Originally the labor force was provided by poor whites, but the planters found that Africans slaves worked harder, cost less and were better able to tolerate the climate. By 1650 the island had 6,000 black slaves and 24,000 whites.

Bell made a number of administrative reforms.
He completed organization of the court system and the parish governments.
He made the island's assembly a legal body, consisting of the leading residents, with the power to pass legislation.
The land grant act by his predecessor Henry Hawley was confirmed, as were existing property rights, and proprietary dues were abolished.
Bell passed an act directed against radical puritans in Barbados, suppressing "certayne sects and separatists." These people, with "erroneous opinions", were ordered to cease meeting in private and attempting to seduce others to their views, but to conform to public Anglican worship.

Barbados remained neutral for most of the English Civil War, which broke out in 1642 after a long period of growing hostility between the king and parliament.
Exiles from both sides avoided conflict as they ran their plantations and trading operations.
Bell wrote in 1645 that,

it pleased god so to unite all their minds and harts together, that every parish declared themselves resolutely for the maintenance of their peace and present government; and to admit of noe alterationes or new commissiones from either side ... for against the kinge we are resolved never to be, and without the freindeshipe of the perliament and free trade of London ships we are not able to subsist.
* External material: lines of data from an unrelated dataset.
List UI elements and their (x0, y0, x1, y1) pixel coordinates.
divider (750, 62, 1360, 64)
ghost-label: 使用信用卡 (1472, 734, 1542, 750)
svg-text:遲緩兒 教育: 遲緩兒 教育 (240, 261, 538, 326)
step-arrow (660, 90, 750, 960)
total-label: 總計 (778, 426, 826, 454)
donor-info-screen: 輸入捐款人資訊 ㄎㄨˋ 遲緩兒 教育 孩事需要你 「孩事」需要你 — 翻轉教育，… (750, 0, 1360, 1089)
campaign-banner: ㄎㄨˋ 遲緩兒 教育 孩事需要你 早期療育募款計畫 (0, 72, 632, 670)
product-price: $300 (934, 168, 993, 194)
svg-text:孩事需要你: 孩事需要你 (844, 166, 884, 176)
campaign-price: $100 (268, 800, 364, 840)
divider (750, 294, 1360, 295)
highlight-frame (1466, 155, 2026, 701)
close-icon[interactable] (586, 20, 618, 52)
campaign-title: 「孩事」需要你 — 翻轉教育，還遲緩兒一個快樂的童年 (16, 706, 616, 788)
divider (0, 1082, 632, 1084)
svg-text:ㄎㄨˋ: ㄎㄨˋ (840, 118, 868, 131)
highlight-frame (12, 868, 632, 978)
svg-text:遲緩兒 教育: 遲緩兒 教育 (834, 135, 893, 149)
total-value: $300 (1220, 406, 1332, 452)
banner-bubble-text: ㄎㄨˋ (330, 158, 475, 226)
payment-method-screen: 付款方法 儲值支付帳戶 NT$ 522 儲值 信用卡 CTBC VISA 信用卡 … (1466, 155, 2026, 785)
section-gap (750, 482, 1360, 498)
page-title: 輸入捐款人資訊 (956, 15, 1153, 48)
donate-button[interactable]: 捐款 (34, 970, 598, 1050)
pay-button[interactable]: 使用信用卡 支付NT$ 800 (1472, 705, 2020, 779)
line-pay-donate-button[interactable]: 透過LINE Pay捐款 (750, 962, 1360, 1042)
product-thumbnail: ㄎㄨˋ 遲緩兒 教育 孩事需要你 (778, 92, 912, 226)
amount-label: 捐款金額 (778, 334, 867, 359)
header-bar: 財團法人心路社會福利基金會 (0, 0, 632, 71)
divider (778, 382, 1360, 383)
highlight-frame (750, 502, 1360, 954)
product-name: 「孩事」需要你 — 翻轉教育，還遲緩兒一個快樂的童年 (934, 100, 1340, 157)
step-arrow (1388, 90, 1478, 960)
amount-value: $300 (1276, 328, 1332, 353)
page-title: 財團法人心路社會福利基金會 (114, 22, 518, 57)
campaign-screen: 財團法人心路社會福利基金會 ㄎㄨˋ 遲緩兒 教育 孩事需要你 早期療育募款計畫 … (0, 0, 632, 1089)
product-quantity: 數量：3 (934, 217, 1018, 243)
As the tide turned in favor of the parliamentarians, increasing numbers of royalist refugees arrived in the island.
King Charles I of England was executed in January 1649, and the truce between the two sides on the island began to break down.
Philip Bell favored neutrality. He published a declaration on 29 April 1650 saying "... no man should take up Armes, nor act in any hostile manner upon paine of death."
On 30 April, the leaders of the Royalist faction persuaded two militia leaders to raise their men. Bell ordered them to disband, but they refused.
Bell called on James Drax to raise a force to keep the peace, but he was unable to gather enough men to present a credible challenge to the royalists, who were marching on Bridgetown. Bell was forced to concede control of the arsenal and of his own person to the Cavaliers.
The Roundheads were disarmed and punished.
A declaration of loyalty to Charles II was published on 3 May 1650.

Francis, Lord Willoughby, arrived at the end of July 1650.
Charles II had appointed him as the new Governor of the "Caribbee Isles", and he took over from Bell.
Philip Bell died in England in 1678 and was buried at Outwell, Norfolk.